U.S. Bancorp's first-quarter profit fell 3 percent, hurt by soured loans in the energy patch, but executives said the trouble was contained and sounded upbeat about the rest of the year.

"We're feeling good across the board," Richard Davis, the firm's chief executive, said in a discussion with analysts about the results announced Wednesday. "We already know what quarter two is starting to look like and it's feeling very robust."

Davis, the highest-profile bank executive in Minneapolis, also made his first extensive public remarks about the review of bank industry risk and too-big-to-fail policies that's underway at the Federal Reserve Bank of Minneapolis.

Leaders of several major banks and trade groups have criticized the project, which is designed to create legislative proposals for Congress later this year. Davis said he's confident a "balanced recommendation" will emerge from the effort.

He said he's met with Neel Kashkari, the new Minneapolis Fed president who launched the policy review, and has been able to share his thoughts "routinely" with him privately. He said the two enjoy a good relationship.

"I don't think he's coming in with his gun sights on U.S. Bank.
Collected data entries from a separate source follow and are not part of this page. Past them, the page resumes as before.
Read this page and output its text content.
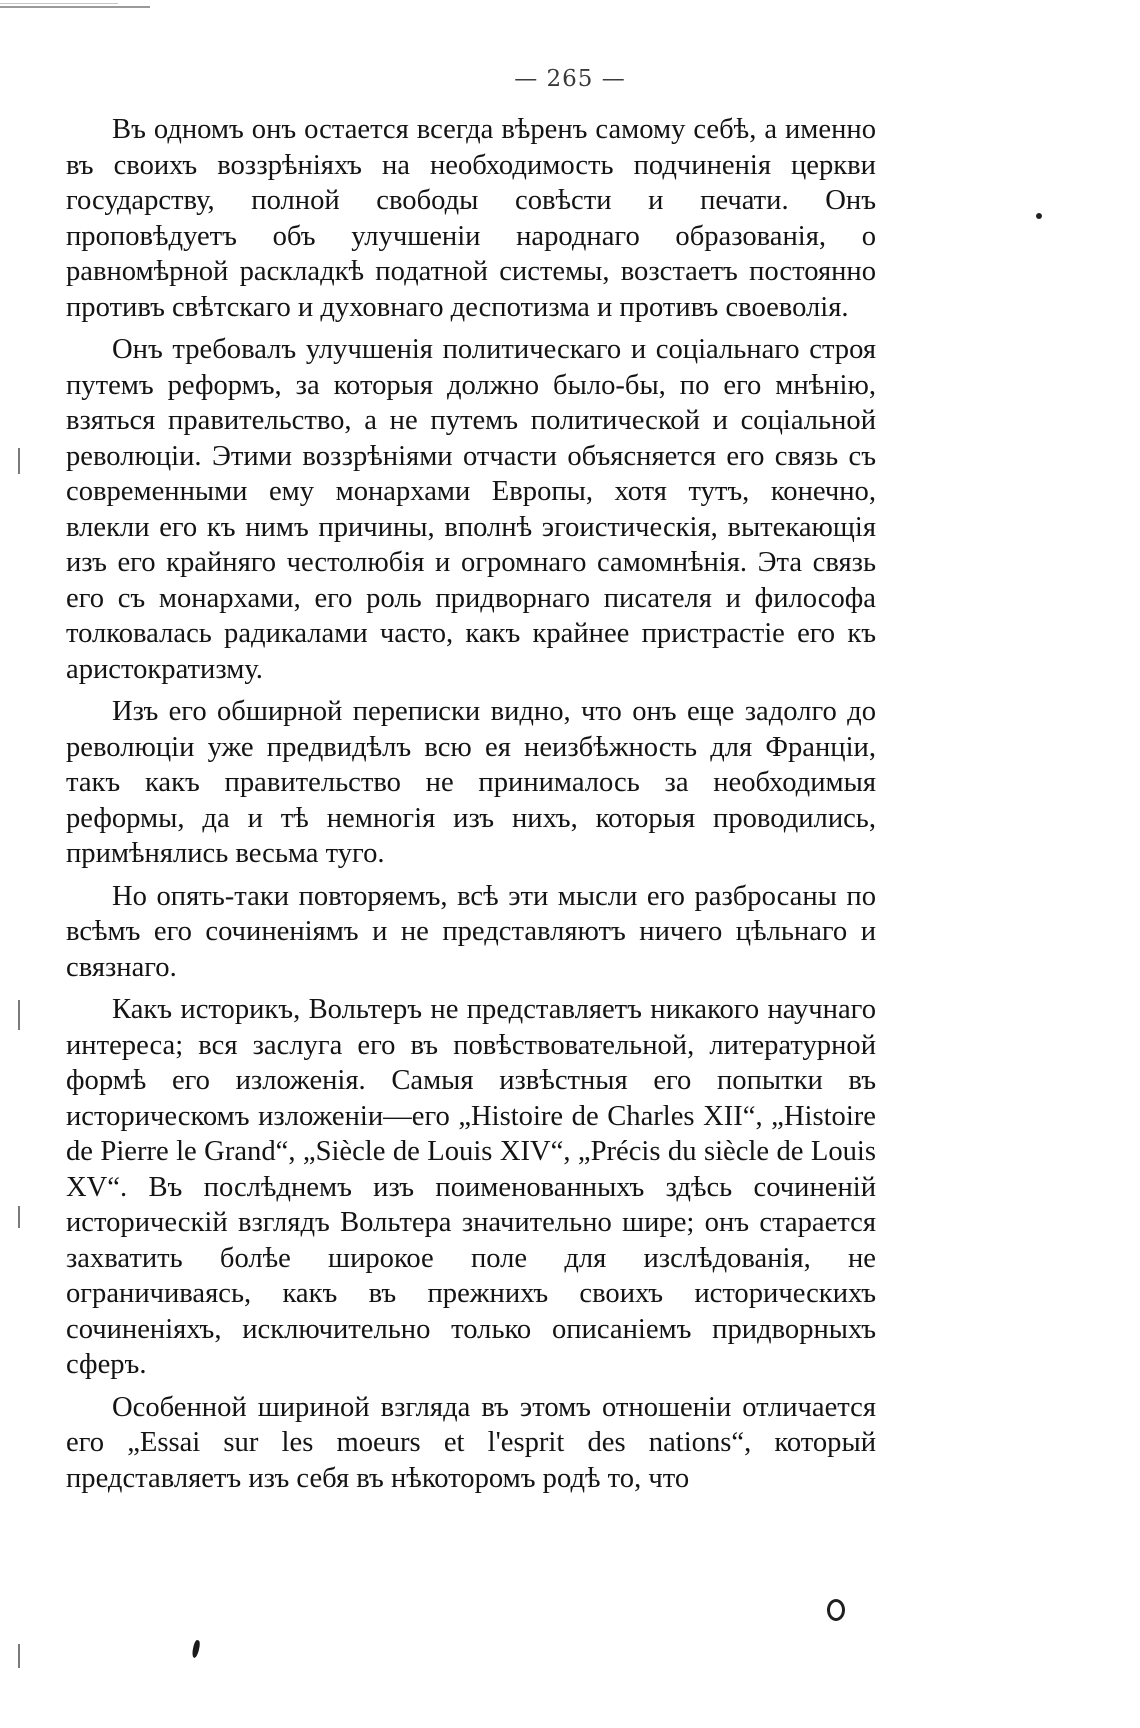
— 265 —

Въ одномъ онъ остается всегда вѣренъ самому себѣ, а именно въ своихъ воззрѣніяхъ на необходимость подчиненія церкви государству, полной свободы совѣсти и печати. Онъ проповѣдуетъ объ улучшеніи народнаго образованія, о равномѣрной раскладкѣ податной системы, возстаетъ постоянно противъ свѣтскаго и духовнаго деспотизма и противъ своеволія.

Онъ требовалъ улучшенія политическаго и соціальнаго строя путемъ реформъ, за которыя должно было-бы, по его мнѣнію, взяться правительство, а не путемъ политической и соціальной революціи. Этими воззрѣніями отчасти объясняется его связь съ современными ему монархами Европы, хотя тутъ, конечно, влекли его къ нимъ причины, вполнѣ эгоистическія, вытекающія изъ его крайняго честолюбія и огромнаго самомнѣнія. Эта связь его съ монархами, его роль придворнаго писателя и философа толковалась радикалами часто, какъ крайнее пристрастіе его къ аристократизму.

Изъ его обширной переписки видно, что онъ еще задолго до революціи уже предвидѣлъ всю ея неизбѣжность для Франціи, такъ какъ правительство не принималось за необходимыя реформы, да и тѣ немногія изъ нихъ, которыя проводились, примѣнялись весьма туго.

Но опять-таки повторяемъ, всѣ эти мысли его разбросаны по всѣмъ его сочиненіямъ и не представляютъ ничего цѣльнаго и связнаго.

Какъ историкъ, Вольтеръ не представляетъ никакого научнаго интереса; вся заслуга его въ повѣствовательной, литературной формѣ его изложенія. Самыя извѣстныя его попытки въ историческомъ изложеніи—его „Histoire de Charles XII“, „Histoire de Pierre le Grand“, „Siècle de Louis XIV“, „Précis du siècle de Louis XV“. Въ послѣднемъ изъ поименованныхъ здѣсь сочиненій историческій взглядъ Вольтера значительно шире; онъ старается захватить болѣе широкое поле для изслѣдованія, не ограничиваясь, какъ въ прежнихъ своихъ историческихъ сочиненіяхъ, исключительно только описаніемъ придворныхъ сферъ.

Особенной шириной взгляда въ этомъ отношеніи отличается его „Essai sur les moeurs et l'esprit des nations“, который представляетъ изъ себя въ нѣкоторомъ родѣ то, что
In fact, I'm sure he's not," Davis said. "I appreciate his approach. I welcome people coming with ideas."

At a symposium at the Minneapolis Fed earlier this month, one speaker suggested limiting the size of American banking companies at an asset level that is smaller than U.S. Bank's, something that, if accepted by Congress, would force the Minneapolis-based firm to cut down its size.

In the call with analysts, Davis said the company, which is the nation's fifth-largest bank, is the right size. "Kind of the Goldilocks of banks," he said.

Growth in the bank's expenses for employee pay, technology and communications drew some scrutiny from analysts after the results were announced. But it was a solid quarter for U.S. Bank, the results showed, and investors sent the company's shares up 2 percent to $42.73 Wednesday.

U.S. Bank said it earned $1.39 billion, or 76 cents a diluted share, in the quarter. Revenue grew by 2.7 percent to $5.04 billion, on 5.8 percent growth in total loans and 5.1 percent growth in payments-related fee revenue, driven by increased credit and debit card revenue.

Though only 1.3 percent of U.S. Bank's commercial loans are to energy-related businesses, the bank's provision for credit losses — money set aside to cover bad loans — grew by $66 million, or 25 percent, compared with a year ago. Since money for loan losses is taken directly out of the profit column, the energy weakness more than accounted for the $55 million decline in profit.

Executives don't expect another large step upward in the bank's reserve for loan losses, and the firm is better off than most competitors, who have greater exposure to the energy industry. U.S. Bank executives vigorously discussed over the past five years whether to place more chips on the North Dakota oil boom, and they opted not to, said Andy Cecere, the company's president and chief operating officer.

"Given the volatility of this and given the uncertainty around prices in the future, and the likelihood that it could go up or down rather rapidly, we decided not to do that," Cecere said.

Total lending growth was driven by growth in commercial loans and credit cards, and also residential mortgages and auto lending.

Analysts questioned whether expenses at the bank, which grew 3.2 percent in the quarter, would continue to grow.

Compliance costs have nearly tripled in the past five years, Davis said, but those expenses are peaking now, and should come down by "tens of millions of dollars, not hundreds of millions of dollars," in the next few quarters. As long as the bank can continue to expand its portfolio of high-quality loans, "we can make money," Davis said.

Much of the expense growth came from pay increases for employees, said Kathy Rogers, the bank's chief financial officer.

"The increase in compensation, the majority of that was driven by our merit increase," she said, and full-time employees received 20 shares each of company stock in January.

Another headwind is low interest rates. In order to meet its projections, the bank is counting on the Federal Reserve to hike rates once more this year, which would boost interest income for the bank.

"If it doesn't it won't be Armageddon, but it'll be something we hope to get," Davis said.